The primary difference between summer squash and winter varieties is the harvest time.
Summer squash varieties include butternut, acorn, spaghetti and delicate to name a few. Seeds are typically started indoors in peat moss pots, two-to-four weeks before the last spring frost, and gently transplanted to a sunny spot in the garden once the soil warms to a minimum of 60 degrees Fahrenheit at a two-inch depth.
To encourage soil to absorb the warmth of the sun, cover your garden plot with black landscape plastic. Applied in the fall it will kill all the weeds and encourage composting of organic materials while trapping the heat of the sun.
Newly formed squash roots are tender and delicate. Take care when transplanting to prevent root damage.
Experienced gardeners prefer direct seeding, as transplants do not always do well, suggesting gardener’s plant a few seeds at different times as the summer progresses. To germinate outside, use cloche or frame protection in cold climates for the first few weeks.
That way, if one batch succumbs to vine borer or other malady or pest, the rest have a good chance at survival.

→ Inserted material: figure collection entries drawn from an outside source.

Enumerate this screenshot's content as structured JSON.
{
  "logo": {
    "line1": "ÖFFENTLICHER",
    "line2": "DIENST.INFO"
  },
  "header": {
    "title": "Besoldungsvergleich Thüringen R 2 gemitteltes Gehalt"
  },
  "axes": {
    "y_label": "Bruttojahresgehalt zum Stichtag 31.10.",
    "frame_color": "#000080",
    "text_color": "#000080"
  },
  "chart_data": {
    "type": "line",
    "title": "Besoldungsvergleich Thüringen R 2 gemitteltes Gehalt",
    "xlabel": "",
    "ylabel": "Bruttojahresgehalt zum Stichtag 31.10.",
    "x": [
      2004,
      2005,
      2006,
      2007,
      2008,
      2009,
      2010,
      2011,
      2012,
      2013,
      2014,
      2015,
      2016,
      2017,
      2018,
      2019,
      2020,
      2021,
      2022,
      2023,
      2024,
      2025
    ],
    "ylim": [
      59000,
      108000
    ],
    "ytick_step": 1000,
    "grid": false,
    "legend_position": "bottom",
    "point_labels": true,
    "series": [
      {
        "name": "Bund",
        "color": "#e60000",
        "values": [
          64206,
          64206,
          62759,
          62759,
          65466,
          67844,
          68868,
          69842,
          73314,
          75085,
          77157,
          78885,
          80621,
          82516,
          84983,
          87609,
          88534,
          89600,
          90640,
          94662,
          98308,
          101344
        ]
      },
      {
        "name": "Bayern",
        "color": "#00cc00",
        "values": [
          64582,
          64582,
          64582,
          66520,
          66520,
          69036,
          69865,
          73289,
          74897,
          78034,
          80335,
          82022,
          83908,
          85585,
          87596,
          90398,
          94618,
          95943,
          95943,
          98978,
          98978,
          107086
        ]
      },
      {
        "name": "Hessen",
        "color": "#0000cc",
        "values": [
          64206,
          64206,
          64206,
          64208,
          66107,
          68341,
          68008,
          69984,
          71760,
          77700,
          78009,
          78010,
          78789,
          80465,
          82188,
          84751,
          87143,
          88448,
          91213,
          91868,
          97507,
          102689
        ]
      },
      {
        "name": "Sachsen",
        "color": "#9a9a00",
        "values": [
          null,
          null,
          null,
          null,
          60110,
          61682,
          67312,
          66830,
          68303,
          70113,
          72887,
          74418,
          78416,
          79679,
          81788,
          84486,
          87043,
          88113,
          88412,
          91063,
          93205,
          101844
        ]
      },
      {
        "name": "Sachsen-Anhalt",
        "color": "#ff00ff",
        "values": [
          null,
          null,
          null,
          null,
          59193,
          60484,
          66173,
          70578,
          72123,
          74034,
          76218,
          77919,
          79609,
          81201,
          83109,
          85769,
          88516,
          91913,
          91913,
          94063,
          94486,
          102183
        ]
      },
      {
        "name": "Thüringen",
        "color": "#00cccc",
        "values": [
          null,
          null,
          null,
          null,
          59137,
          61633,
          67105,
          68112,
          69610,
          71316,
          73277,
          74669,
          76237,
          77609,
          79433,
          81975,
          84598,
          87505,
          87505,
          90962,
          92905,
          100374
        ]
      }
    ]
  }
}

Seeds should be planted two to three inches deep.
Summer squash does best in a full-sun location with excellent drainage in loamy, loose, nutrient-rich soil supplemented with well-aged herbivore manure (cow, goat, sheep, horse). Squash plants will die in soggy ground: they hate “wet feet.”
Summer squash, because it is planted early in the spring, is susceptible to frost, as well as heat damage. However, with proper care and attention, it will produce an abundant crop from just a few plants.
Also planted early in the growing season, winter squash has longer to grow, achieving maturing in mid-autumn, with harvest before the first fall frost. The same cultivation guidelines apply to winter squash as those that apply to summer squash.
Winter squash have a tougher, inedible skin and typically grow to a larger size. Because of their thick skin, winter squash stores well if kept in a cool, dark place such as a root cellar or unheated basement that does not freeze.
Squash Cultivation Tips
All varieties of squash are heavy feeders and will produce a bountiful crop if soil is supplemented every couple of weeks with an application of aged-manures. Plant several different types of squash for winter variety.
If you thin your squash blossom, you will have fewer, larger squash. If you do not pinch off every other bloom, you will have more, smaller squash. Squash blossoms are edible and delicious. Use as a plate garnish, in salads, or dip in a thin egg and flour batter and sauté or deep fry for a delicious and compliment getting appetizer.